The BBD (amino acids 68 to 87) is necessary to bind TBK1 under overexpression conditions. The Western blot of coimmunoprecipitation experiments shows interaction of ICP34.5 variants with overexpressed TBK1. HEK-293T cells were cotransfected with HA-tagged ICP34.5 variants and TBK1 or vector control. At 24 h posttransfection, the lysates were immunoprecipitated using an anti-ICP34.5 antibody. The precipitates and lysates were analyzed by immunoblotting using anti-TBK1 or anti-HA antibody.

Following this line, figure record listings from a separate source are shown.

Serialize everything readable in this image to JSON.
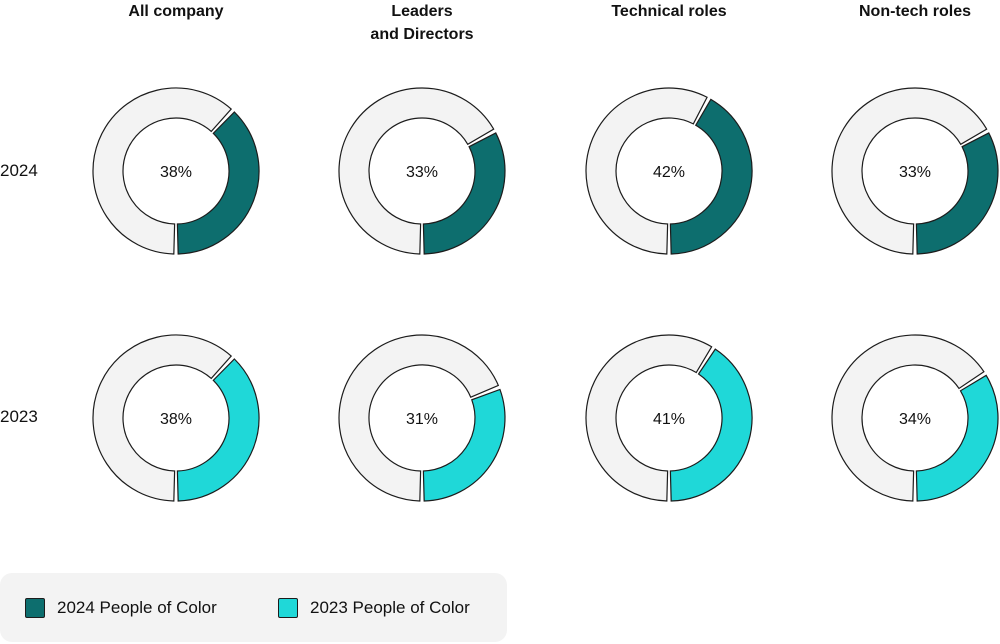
{
  "chart_data": {
    "type": "donut-grid",
    "columns": [
      "All company",
      "Leaders\nand Directors",
      "Technical roles",
      "Non-tech roles"
    ],
    "rows": [
      "2024",
      "2023"
    ],
    "values": [
      [
        38,
        33,
        42,
        33
      ],
      [
        38,
        31,
        41,
        34
      ]
    ],
    "value_suffix": "%",
    "series": [
      {
        "name": "2024 People of Color",
        "color": "#0d6e6e"
      },
      {
        "name": "2023 People of Color",
        "color": "#1fd8d8"
      }
    ],
    "remainder_color": "#f3f3f3",
    "outline_color": "#1c1c1c",
    "legend_position": "bottom-left"
  },
  "headers": {
    "col0": "All company",
    "col1_line1": "Leaders",
    "col1_line2": "and Directors",
    "col2": "Technical roles",
    "col3": "Non-tech roles"
  },
  "row_labels": {
    "r0": "2024",
    "r1": "2023"
  },
  "legend": {
    "item0": "2024 People of Color",
    "item1": "2023 People of Color"
  }
}
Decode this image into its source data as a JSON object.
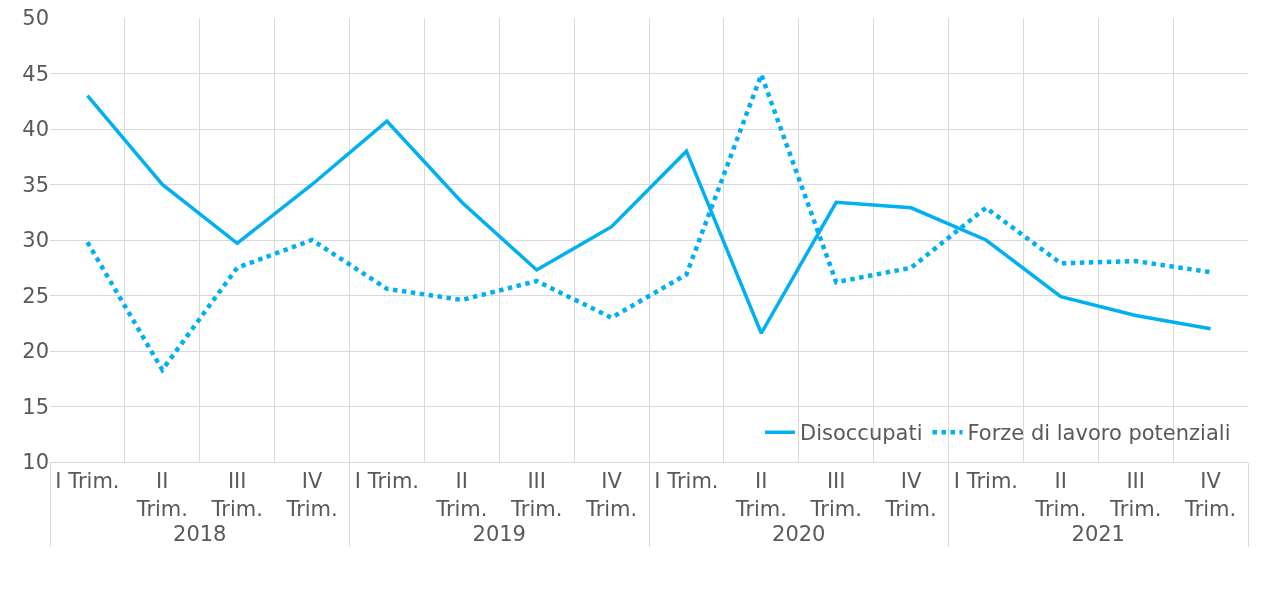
{
  "chart_data": {
    "type": "line",
    "categories": [
      "I Trim.",
      "II Trim.",
      "III Trim.",
      "IV Trim.",
      "I Trim.",
      "II Trim.",
      "III Trim.",
      "IV Trim.",
      "I Trim.",
      "II Trim.",
      "III Trim.",
      "IV Trim.",
      "I Trim.",
      "II Trim.",
      "III Trim.",
      "IV Trim."
    ],
    "annotations": [
      "2018",
      "2019",
      "2020",
      "2021"
    ],
    "series": [
      {
        "name": "Disoccupati",
        "color": "#00b0f0",
        "line_style": "solid",
        "values": [
          43,
          35,
          29.7,
          35,
          40.7,
          33.4,
          27.3,
          31.2,
          38,
          21.6,
          33.4,
          32.9,
          30,
          24.9,
          23.2,
          22
        ]
      },
      {
        "name": "Forze di lavoro potenziali",
        "color": "#00b0f0",
        "line_style": "dotted",
        "values": [
          29.8,
          18.3,
          27.5,
          30,
          25.6,
          24.6,
          26.3,
          23,
          26.9,
          44.9,
          26.2,
          27.5,
          32.9,
          27.9,
          28.1,
          27.1
        ]
      }
    ],
    "ylim": [
      10,
      50
    ],
    "yticks": [
      10,
      15,
      20,
      25,
      30,
      35,
      40,
      45,
      50
    ],
    "grid": true,
    "legend": "bottom right",
    "marker": "none"
  }
}
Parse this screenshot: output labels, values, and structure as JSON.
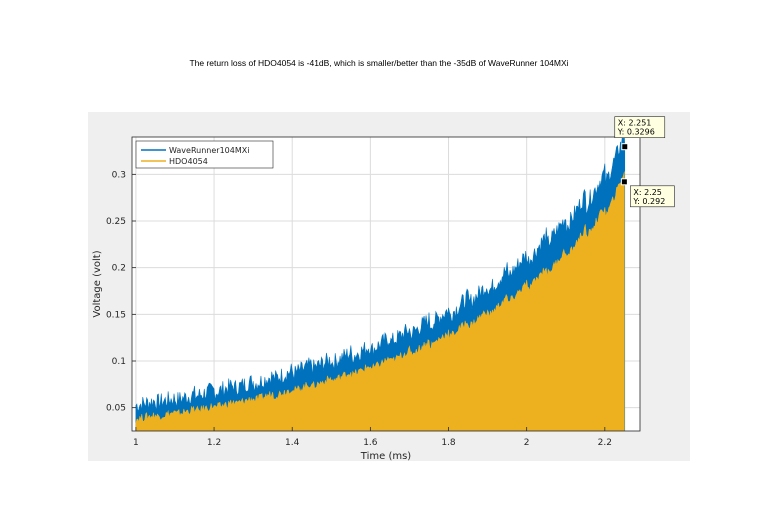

The immunoblots are representative of the results of three independent coimmunoprecipitation experiments.

FIG 5

ICP34.5 is required for the maintenance of ICP0 expression. (A) Western blot showing expression of phosphorylated eIF2α during infection. HFFs were infected at an MOI of 2.5 and harvested 10 h postinfection. Samples were analyzed by immunoblotting using anti-phospho-eIF2α and anti-β-actin antibody. (B) Quantification of MFI per cell of IF images of various viral proteins during infection with Δ34.5 or strain 17. HFFs were infected at an MOI of 2.5 and imaged 8 h postinfection. (C) Western blot showing expression of viral proteins in HSV-1-infected HFFs. The cells were harvested 10 h postinfection and analyzed by immunoblotting for various viral proteins. Lysates were loaded at 1 × 10⁶ (1×) or 2 × 10⁵ (0.2×) cells per well. Quantification was performed on the 1× bands relative to β-actin. (D) Sample images used to quantify the fluorescence intensity of viral proteins in Fig. 4B, E, and F. The warmer colors represent greater ICP0 fluorescence in the heat-mapped images. (E and F) Quantification of ICP0 by MFI via IF microscopy of HSV-1-infected HFFs (E) and primary TG neurons (F). The HFFs were infected at an MOI of 2.5 and imaged at the indicated times. The primary TG neurons were infected at the indicated MOI and imaged 10 h postinfection. (G) Immunoblot of HFFs infected with various mutant HSV strains at an MOI of 2.5 and harvested 10 hpi. All the Western blots are representative of the results of at least 3 experiments. For all image quantifications, each n represents an average of at least 2,000 cells with 6 per group. The bars represent means and SEM over at least 3 independent experiments. Image quantification was performed using the ImageJ distribution, Fiji. Units for numbers on the left sides of panels A, C, and G are kilodaltons. Statistical significance was determined by two-way ANOVA. *, P < 0.05.